Large language models perform poorly on routine hospital tasks

Download PDF Copy

Reviewed

PLOSMay 7 2026

A new study finds that large language models (LLMs), used with straightforward prompting, perform poorly on routine number-crunching tasks that hospital administrators depend on every day to track patients and allocate resources. The findings were published this week in the open-access journal PLOS Digital Health by Eyal Klang of the Icahn School of Medicine at Mount Sinai, New York, USA, and colleagues.

Hospitals rely on structured electronic health record (EHR) data to monitor patient counts and resources and to generate administrative reports. These tasks are currently handled by data analysts using programming languages, creating delays when staff need fast answers.

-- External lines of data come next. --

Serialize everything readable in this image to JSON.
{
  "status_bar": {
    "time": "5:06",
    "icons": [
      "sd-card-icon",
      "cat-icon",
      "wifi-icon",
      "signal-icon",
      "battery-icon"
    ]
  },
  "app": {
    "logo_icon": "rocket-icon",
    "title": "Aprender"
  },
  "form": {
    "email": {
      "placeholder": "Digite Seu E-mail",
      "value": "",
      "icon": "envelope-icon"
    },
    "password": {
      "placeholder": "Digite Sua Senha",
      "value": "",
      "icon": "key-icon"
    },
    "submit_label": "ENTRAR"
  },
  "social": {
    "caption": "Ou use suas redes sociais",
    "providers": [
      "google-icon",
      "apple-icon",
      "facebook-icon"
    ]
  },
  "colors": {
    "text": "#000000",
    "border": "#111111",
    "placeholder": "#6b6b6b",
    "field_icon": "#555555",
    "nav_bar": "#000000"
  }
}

AI tools known as large language models, such as GPT-4o and Llama, have been proposed to simplify that process.

In the new study, researchers evaluated nine leading LLMs on two basic administrative tasks-counting patients meeting a condition and filtering records based on multiple criteria-using data drawn from 50,000 real emergency department visits at the Mount Sinai Health System.

The researchers found that straightforward prompting-asking the model a plain question like "how many patients in this table were admitted?"-produced uniformly poor results across all models. Chain-of-thought reasoning, in which the model is prompted to show step-by-step work before giving an answer, offered only modest improvements that degraded sharply as table size increased. Even GPT-4o, the top-performing model, saw accuracy drop from roughly 95% on the smallest datasets to below 60% on larger ones under chain-of-thought conditions.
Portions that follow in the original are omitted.